ふしぎないのち

神が働く不思議な体験

日本は神に選ばれた国

 

 神は、人類の救い主を遣わすために、全地を見渡して、アブラハムを選ばれました。

 アブラハムは、ノアの時代の洪水から救い出されたノアの息子のセムの子孫です。

 

 ノアは、神のことばに聞き従って、神の設計どおりの箱舟を造りました。ノアの息子のセム、ハム、ヤペテもいっしょに造りました。

 箱舟に入ったノアの家族八人(ノアはとノアの妻、息子のセムとセムの妻、ハムとハムの妻、ヤペテとヤペテの妻の八人)は、水の滅びから救い出されて、大水で洗われた世に降り立ちました。

 

 暴虐に満ちた世は洗い流されて、人類の歴史はノアの家族八人からスタートしました。

 ノアは、箱舟を造るように命じられた神、全能の神、主を、「セムの神」と呼びました。全能の神、主は、セムとともにおられました。

 神は、セムの子孫アブラハムの中に、「セムの神」とノアが呼ぶ「主」への畏れと信仰があることを御覧になりました。

 

 アブラハムは神を恐れる正しい人でした。

 神は、アブラハムを選び、アブラハムと契約を結ばれました。神は、契約のしるしとして、アブラハムに肉の割礼を要求されました。

 アブラハムの契約のうちに入る男子はみな、割礼を受けなければなりません。

 

 かつて、エデンの園から追放されたアダムとエバの息子のカインは、弟のアベルが神に正しい者として評価されたことを妬み、弟を殺しました。

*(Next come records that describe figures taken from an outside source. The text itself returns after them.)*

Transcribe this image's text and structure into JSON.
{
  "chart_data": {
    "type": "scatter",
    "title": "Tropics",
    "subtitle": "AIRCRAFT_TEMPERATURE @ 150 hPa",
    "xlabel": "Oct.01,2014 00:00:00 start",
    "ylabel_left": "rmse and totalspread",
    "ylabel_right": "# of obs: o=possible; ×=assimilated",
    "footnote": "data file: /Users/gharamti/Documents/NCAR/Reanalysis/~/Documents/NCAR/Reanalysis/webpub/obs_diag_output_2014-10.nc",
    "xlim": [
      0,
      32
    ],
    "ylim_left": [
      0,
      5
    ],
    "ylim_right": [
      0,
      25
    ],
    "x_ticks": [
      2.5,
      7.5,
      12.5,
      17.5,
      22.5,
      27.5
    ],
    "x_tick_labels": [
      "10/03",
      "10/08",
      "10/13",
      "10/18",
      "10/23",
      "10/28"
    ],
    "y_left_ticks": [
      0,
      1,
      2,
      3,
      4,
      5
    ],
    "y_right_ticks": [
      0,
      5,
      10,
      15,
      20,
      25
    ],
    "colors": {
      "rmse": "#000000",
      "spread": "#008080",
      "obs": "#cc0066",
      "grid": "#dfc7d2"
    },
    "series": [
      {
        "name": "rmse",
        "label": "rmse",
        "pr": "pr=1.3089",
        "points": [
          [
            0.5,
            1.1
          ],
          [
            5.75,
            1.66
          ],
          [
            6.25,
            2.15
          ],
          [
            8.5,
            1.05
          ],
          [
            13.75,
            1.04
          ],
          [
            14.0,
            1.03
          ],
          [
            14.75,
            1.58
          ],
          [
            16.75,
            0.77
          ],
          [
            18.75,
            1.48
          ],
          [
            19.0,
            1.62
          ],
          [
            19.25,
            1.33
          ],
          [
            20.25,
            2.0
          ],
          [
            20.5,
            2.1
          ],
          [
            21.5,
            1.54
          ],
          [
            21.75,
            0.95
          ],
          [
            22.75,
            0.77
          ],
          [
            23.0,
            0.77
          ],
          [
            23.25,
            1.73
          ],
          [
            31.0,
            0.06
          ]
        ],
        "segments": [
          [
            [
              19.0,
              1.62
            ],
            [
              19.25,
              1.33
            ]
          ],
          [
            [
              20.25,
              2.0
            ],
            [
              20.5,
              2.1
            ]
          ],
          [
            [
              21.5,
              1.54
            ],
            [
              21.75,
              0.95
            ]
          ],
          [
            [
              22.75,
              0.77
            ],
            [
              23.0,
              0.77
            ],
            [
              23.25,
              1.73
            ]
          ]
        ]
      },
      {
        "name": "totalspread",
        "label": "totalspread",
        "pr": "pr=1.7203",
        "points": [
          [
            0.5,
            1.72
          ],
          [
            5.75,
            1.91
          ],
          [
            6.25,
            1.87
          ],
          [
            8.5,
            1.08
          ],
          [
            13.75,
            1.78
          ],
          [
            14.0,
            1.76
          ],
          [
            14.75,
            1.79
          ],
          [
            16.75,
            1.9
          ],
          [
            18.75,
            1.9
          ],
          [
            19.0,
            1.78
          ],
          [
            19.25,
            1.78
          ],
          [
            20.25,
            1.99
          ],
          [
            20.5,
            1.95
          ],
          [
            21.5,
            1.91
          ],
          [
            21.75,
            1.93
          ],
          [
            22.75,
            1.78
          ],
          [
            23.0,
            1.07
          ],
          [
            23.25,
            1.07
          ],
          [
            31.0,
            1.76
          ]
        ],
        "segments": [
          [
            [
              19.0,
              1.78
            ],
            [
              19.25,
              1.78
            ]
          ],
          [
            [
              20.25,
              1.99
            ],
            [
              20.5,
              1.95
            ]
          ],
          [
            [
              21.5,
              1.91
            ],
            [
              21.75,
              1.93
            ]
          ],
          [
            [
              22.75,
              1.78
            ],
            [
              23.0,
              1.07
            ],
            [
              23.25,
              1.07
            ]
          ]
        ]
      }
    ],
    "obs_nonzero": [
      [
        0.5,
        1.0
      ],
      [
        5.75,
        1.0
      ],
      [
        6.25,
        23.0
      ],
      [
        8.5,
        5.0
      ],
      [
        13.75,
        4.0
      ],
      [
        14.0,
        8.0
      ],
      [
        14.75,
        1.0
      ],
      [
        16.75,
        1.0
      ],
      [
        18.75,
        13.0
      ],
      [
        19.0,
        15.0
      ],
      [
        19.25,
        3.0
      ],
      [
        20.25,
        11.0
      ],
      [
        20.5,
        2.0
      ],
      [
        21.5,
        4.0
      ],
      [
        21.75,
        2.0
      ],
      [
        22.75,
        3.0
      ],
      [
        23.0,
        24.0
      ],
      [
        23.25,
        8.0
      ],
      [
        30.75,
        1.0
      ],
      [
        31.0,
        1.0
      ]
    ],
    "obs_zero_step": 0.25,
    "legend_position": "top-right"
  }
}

 すると、神は、カインに、カインが殺した弟の血(いのち)が土地から叫び、神に届いていることを告げられました。それで、土地を耕す者であるカインがその土地を耕しても、土地はカインに収穫を得させない、と宣言されました。

 それで、カインは実りをもたらさないその土地を出てさすらい人とならなければならない、と宣告されました。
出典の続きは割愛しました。